En outre, d’autres questions sur les droits d’auteurs concernent les extrants de l’IA générative. Ainsi, la juge américaine Beryl A. Howell a tranché au mois d’août en défaveur de Stephen Thaler, qui désirait faire protéger par le droit d’auteur une image générée par un algorithme qu’il a lui-même créé. Sa décision confirme la position du Bureau américain du droit d’auteur, qui avait déjà refusé la demande de Thaler. Ce dernier voulait faire reconnaître l’algorithme comme créateur de l’œuvre, alors qu’il en aurait été le propriétaire (puisque celle-ci serait alors une œuvre faite sur commande). Dans sa décision, la juge Howell reconnaît que les décideurs doivent se questionner sur le degré d’intervention humaine nécessaire pour protéger les œuvres d’art créées par l’IA. À la différence, les bureaux du droit d’auteur d’autres pays, comme le Canada et l’Inde, ont déjà reconnu à certaines IA le statut d’auteur, alléguant qu’une telle reconnaissance favoriserait l’innovation et l’investissement dans le secteur de l’IA. Néanmoins, la création d’œuvres à partir d’une IA générative peut nécessiter un très grand degré d’intervention humaine et peut constituer une nouvelle façon de faire de l’art (c’est pourquoi on parle maintenant d’« AI artists »). D’ailleurs, certaines entreprises qui développent des outils d’IA considèrent déjà que certains droits reviennent aux utilisateurs. Par exemple, dans ses conditions d’utilisation, OpenAI spécifie que les utilisateurs sont propriétaires du contenu généré par ChatGPT.
L’entraînement équitable
Face à ces interrogations, des chercheurs se sont questionnés sur la légitimité d’invoquer le droit d’auteur contre l’utilisation des contenus protégés comme données d’entraînement. Dans un article rédigé avec l’aide de ChatGPT, un professeur de droit et un professeur d’informatique ont proposé que l’entraînement des IA génératives devait être considéré au même titre que l’utilisation équitable (« fair dealing » au Canada et « fair use » aux États-Unis) et donc ne devrait pas être bloqué par les lois sur le droit d’auteur. La notion d’utilisation équitable permet l’utilisation de contenus protégés par le droit d’auteur dans le cadre de recherche, d’éducation, de parodie, de critique ou de reportage, entre autres, sans courir le risque de faire face à des sanctions. La notion d’entraînement équitable devra toutefois intégrer des balises afin d’assurer aux créateurs que leurs œuvres ne soient pas utilisées à d’autres fins et que les extrants des IA génératives ne soient pas utilisés dans le but de faire compétition aux créateurs ou d’usurper leur identité. Enfin, dans le contexte où les compagnies développant des IA génératives entendent monétiser leur technologie, certains suggèrent que l’équité exige qu’une compensation financière soit versée aux créateurs dont les œuvres servent à entraîner les IA génératives.

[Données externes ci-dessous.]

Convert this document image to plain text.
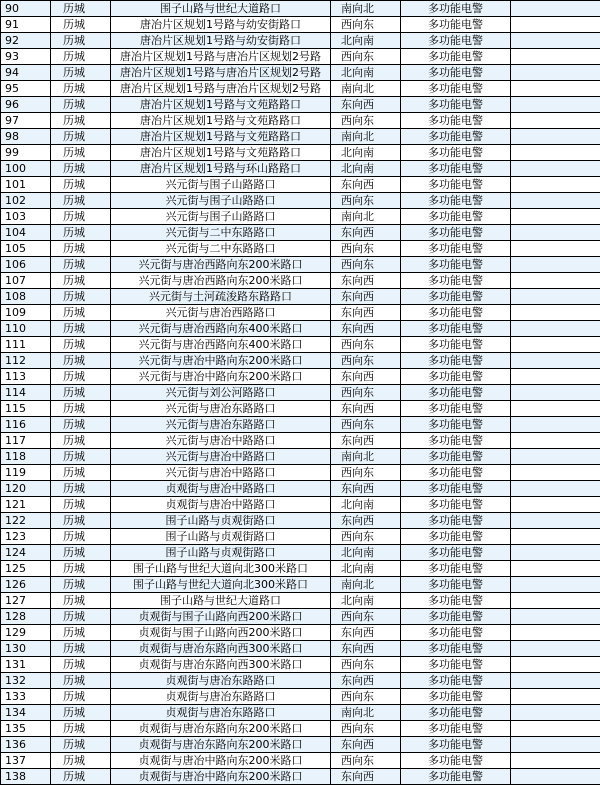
90	历城	围子山路与世纪大道路口	南向北	多功能电警	
91	历城	唐冶片区规划1号路与幼安街路口	西向东	多功能电警	
92	历城	唐冶片区规划1号路与幼安街路口	北向南	多功能电警	
93	历城	唐冶片区规划1号路与唐冶片区规划2号路	西向东	多功能电警	
94	历城	唐冶片区规划1号路与唐冶片区规划2号路	北向南	多功能电警	
95	历城	唐冶片区规划1号路与唐冶片区规划2号路	南向北	多功能电警	
96	历城	唐冶片区规划1号路与文苑路路口	东向西	多功能电警	
97	历城	唐冶片区规划1号路与文苑路路口	西向东	多功能电警	
98	历城	唐冶片区规划1号路与文苑路路口	南向北	多功能电警	
99	历城	唐冶片区规划1号路与文苑路路口	北向南	多功能电警	
100	历城	唐冶片区规划1号路与环山路路口	北向南	多功能电警	
101	历城	兴元街与围子山路路口	东向西	多功能电警	
102	历城	兴元街与围子山路路口	西向东	多功能电警	
103	历城	兴元街与围子山路路口	南向北	多功能电警	
104	历城	兴元街与二中东路路口	东向西	多功能电警	
105	历城	兴元街与二中东路路口	西向东	多功能电警	
106	历城	兴元街与唐冶西路向东200米路口	西向东	多功能电警	
107	历城	兴元街与唐冶西路向东200米路口	东向西	多功能电警	
108	历城	兴元街与土河疏浚路东路路口	东向西	多功能电警	
109	历城	兴元街与唐冶西路路口	东向西	多功能电警	
110	历城	兴元街与唐冶西路向东400米路口	东向西	多功能电警	
111	历城	兴元街与唐冶西路向东400米路口	西向东	多功能电警	
112	历城	兴元街与唐冶中路向东200米路口	西向东	多功能电警	
113	历城	兴元街与唐冶中路向东200米路口	东向西	多功能电警	
114	历城	兴元街与刘公河路路口	西向东	多功能电警	
115	历城	兴元街与唐冶东路路口	东向西	多功能电警	
116	历城	兴元街与唐冶东路路口	西向东	多功能电警	
117	历城	兴元街与唐冶中路路口	东向西	多功能电警	
118	历城	兴元街与唐冶中路路口	南向北	多功能电警	
119	历城	兴元街与唐冶中路路口	西向东	多功能电警	
120	历城	贞观街与唐冶中路路口	东向西	多功能电警	
121	历城	贞观街与唐冶中路路口	北向南	多功能电警	
122	历城	围子山路与贞观街路口	东向西	多功能电警	
123	历城	围子山路与贞观街路口	西向东	多功能电警	
124	历城	围子山路与贞观街路口	北向南	多功能电警	
125	历城	围子山路与世纪大道向北300米路口	北向南	多功能电警	
126	历城	围子山路与世纪大道向北300米路口	南向北	多功能电警	
127	历城	围子山路与世纪大道路口	北向南	多功能电警	
128	历城	贞观街与围子山路向西200米路口	西向东	多功能电警	
129	历城	贞观街与围子山路向西200米路口	东向西	多功能电警	
130	历城	贞观街与唐冶东路向西300米路口	东向西	多功能电警	
131	历城	贞观街与唐冶东路向西300米路口	西向东	多功能电警	
132	历城	贞观街与唐冶东路路口	东向西	多功能电警	
133	历城	贞观街与唐冶东路路口	西向东	多功能电警	
134	历城	贞观街与唐冶东路路口	南向北	多功能电警	
135	历城	贞观街与唐冶东路向东200米路口	西向东	多功能电警	
136	历城	贞观街与唐冶东路向东200米路口	东向西	多功能电警	
137	历城	贞观街与唐冶中路向东200米路口	西向东	多功能电警	
138	历城	贞观街与唐冶中路向东200米路口	东向西	多功能电警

En conclusion, les législations sur l’IA générative commencent à intégrer des considérations sur le droit d’auteur, mais les artistes et les autres acteurs restent inquiets face au développement rapide de cette technologie. Une réflexion importante devra être menée afin de déterminer si l’entraînement de l’IA générative pourrait être considéré comme un processus équitable, auquel cas les lois sur le droit d’auteur seraient alors moins contraignantes.